There are many similarities between the Kurdistan Workers’ Party (PKK), the Marxist/Leninists that emerged in the late 1970s, and Hezbollah in Lebanon that was established in the early 1980s. Both have an ideology they claim guides their paths and, most importantly, both were established at the intersections between national and regional levels.
This intersection was expressed by strong alliances with regional powers that turned into structural and constitutional elements in both parties. Kurds and the Palestinians live in more than one country, and some of the matters stretch beyond the limits of borders of sovereign nations.
These issues were found in the Syrian regime established by Hafez al-Assad, a regime that is best at receiving, employing and conducting itself like an excellent maestro. This regime is the master of all “cards” and the King of all “arenas.” What is the best “card” between these two, and what is the most welcoming “arena” between them, as they coincide with several countries and generate echoes heard all over the world?
With the help of Iran, the “alliances” are greater, but with the presence of Lebanon, Iran’s Revolutionary Guards can now train Hezbollah members in the Bekaa Valley, and the PKK can also be trained there.
However, this “alliance” has been dealt painful blows directed by an elder brother towards his younger associates every now and then. While the most painful blow was when Damascus delivered the PKK leader Abdullah Ocalan to the Turks in the late nineties, the “Fathallah barracks” shock in Beirut in 1987 was more than enough for Hezbollah to learn the lesson.
The lesson was: if the parties’ “national” issues contradict with the Syrian regime’s regional issues, the absolute priority is for the latter. Can you imagine the laughter of Syrian security officers like Ghazi Kanaan, Rustom Ghazali or Assef Shawkat when they hear about the unification of Kurdistan or the liberation of Jerusalem?

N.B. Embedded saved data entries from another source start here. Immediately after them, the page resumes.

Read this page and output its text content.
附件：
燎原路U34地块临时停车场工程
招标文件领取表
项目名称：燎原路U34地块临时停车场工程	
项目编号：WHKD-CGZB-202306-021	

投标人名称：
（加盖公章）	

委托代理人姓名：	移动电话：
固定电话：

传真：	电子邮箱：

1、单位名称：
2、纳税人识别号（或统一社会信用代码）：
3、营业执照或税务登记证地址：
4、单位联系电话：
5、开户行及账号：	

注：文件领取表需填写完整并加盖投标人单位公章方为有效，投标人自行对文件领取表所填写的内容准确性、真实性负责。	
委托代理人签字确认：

Thus, year after year, the issues that were supposed to be national ones were caught in the tangle of regional affairs and became used to that. Although these relationships turned the original ideological character of the two parties into absurdity and less believable, this character lasted because it did not harm the “alliance”; on the contrary, it helped it. Its persistent presence has created a peculiar ideology much bigger for both parties’ environments from which they originate.
This is now over. The Syrian Revolution has made it obvious how the two revolutionary movements are anti-revolution. The only serious issue is the survival of the Syrian regime and all shots fired by any of the two parties have targeted the demonstrators in Daraa, Homs or Aleppo.

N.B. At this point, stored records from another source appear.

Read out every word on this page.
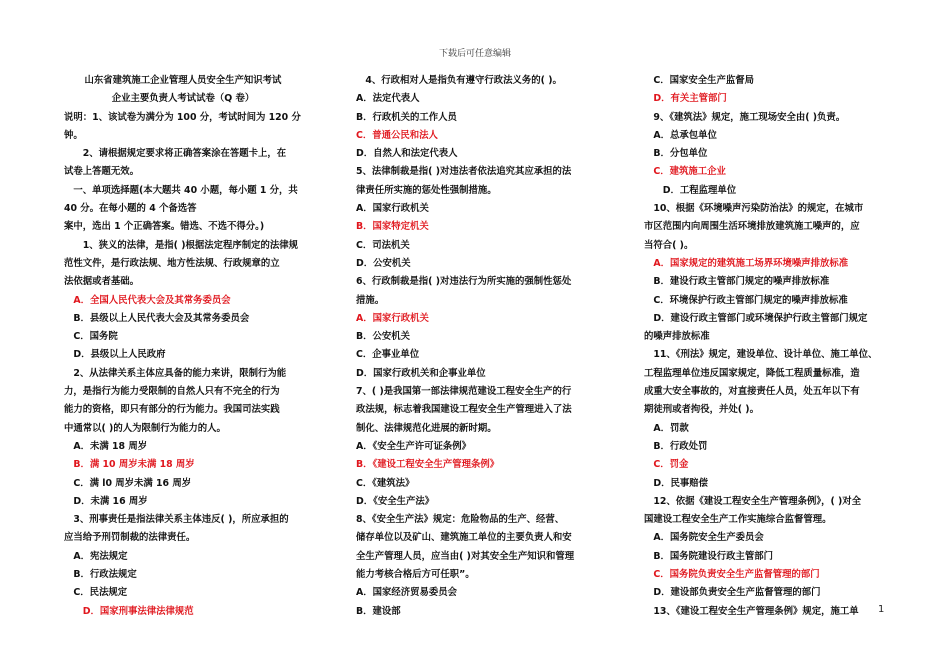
下载后可任意编辑
山东省建筑施工企业管理人员安全生产知识考试
企业主要负责人考试试卷（Q 卷）
说明：1、该试卷为满分为 100 分，考试时间为 120 分
钟。
　　2、请根据规定要求将正确答案涂在答题卡上，在
试卷上答题无效。
　一、单项选择题(本大题共 40 小题，每小题 1 分，共
40 分。在每小题的 4 个备选答
案中，选出 1 个正确答案。错选、不选不得分。)
　　1、狭义的法律，是指( )根据法定程序制定的法律规
范性文件，是行政法规、地方性法规、行政规章的立
法依据或者基础。
　A．全国人民代表大会及其常务委员会
　B．县级以上人民代表大会及其常务委员会
　C．国务院
　D．县级以上人民政府
　2、从法律关系主体应具备的能力来讲，限制行为能
力，是指行为能力受限制的自然人只有不完全的行为
能力的资格，即只有部分的行为能力。我国司法实践
中通常以( )的人为限制行为能力的人。
　A．未满 18 周岁
　B．满 10 周岁未满 18 周岁
　C．满 l0 周岁未满 16 周岁
　D．未满 16 周岁
　3、刑事责任是指法律关系主体违反( )，所应承担的
应当给予刑罚制裁的法律责任。
　A．宪法规定
　B．行政法规定
　C．民法规定
　　D．国家刑事法律法律规范
　4、行政相对人是指负有遵守行政法义务的( )。
A．法定代表人
B．行政机关的工作人员
C．普通公民和法人
D．自然人和法定代表人
5、法律制裁是指( )对违法者依法追究其应承担的法
律责任所实施的惩处性强制措施。
A．国家行政机关
B．国家特定机关
C．司法机关
D．公安机关
6、行政制裁是指( )对违法行为所实施的强制性惩处
措施。
A．国家行政机关
B．公安机关
C．企事业单位
D．国家行政机关和企事业单位
7、( )是我国第一部法律规范建设工程安全生产的行
政法规，标志着我国建设工程安全生产管理进入了法
制化、法律规范化进展的新时期。
A．《安全生产许可证条例》
B．《建设工程安全生产管理条例》
C．《建筑法》
D．《安全生产法》
8、《安全生产法》规定：危险物品的生产、经营、
储存单位以及矿山、建筑施工单位的主要负责人和安
全生产管理人员，应当由( )对其安全生产知识和管理
能力考核合格后方可任职”。
A．国家经济贸易委员会
B．建设部
　C．国家安全生产监督局
　D．有关主管部门
　9、《建筑法》规定，施工现场安全由( )负责。
　A．总承包单位
　B．分包单位
　C．建筑施工企业
　　D．工程监理单位
　10、根据《环境噪声污染防治法》的规定，在城市
市区范围内向周围生活环境排放建筑施工噪声的，应
当符合( )。
　A．国家规定的建筑施工场界环境噪声排放标准
　B．建设行政主管部门规定的噪声排放标准
　C．环境保护行政主管部门规定的噪声排放标准
　D．建设行政主管部门或环境保护行政主管部门规定
的噪声排放标准
　11、《刑法》规定，建设单位、设计单位、施工单位、
工程监理单位违反国家规定，降低工程质量标准，造
成重大安全事故的，对直接责任人员，处五年以下有
期徒刑或者拘役，并处( )。
　A．罚款
　B．行政处罚
　C．罚金
　D．民事赔偿
　12、依据《建设工程安全生产管理条例》，( )对全
国建设工程安全生产工作实施综合监督管理。
　A．国务院安全生产委员会
　B．国务院建设行政主管部门
　C．国务院负责安全生产监督管理的部门
　D．建设部负责安全生产监督管理的部门
　13、《建设工程安全生产管理条例》规定，施工单	1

However, this disclosure − even if only hypothetical – provides an opportunity to re-evaluate the following: how does a gradual withdrawal from the Syrian regime’s issues, which involves the blood of Syrians and people in the region, turn into issues that both parties claim to be implicated in? It is feared that it will be a wasted opportunity, not because of the lack of desire but for the lack of skills after all these years of “alliance” and their impacts − and after all the lost connection with the world, which were destroyed for the sake of this “alliance”.
(The writer is a columnist at the London-based al-Hayat, where
this article was published on August 8, 2012.)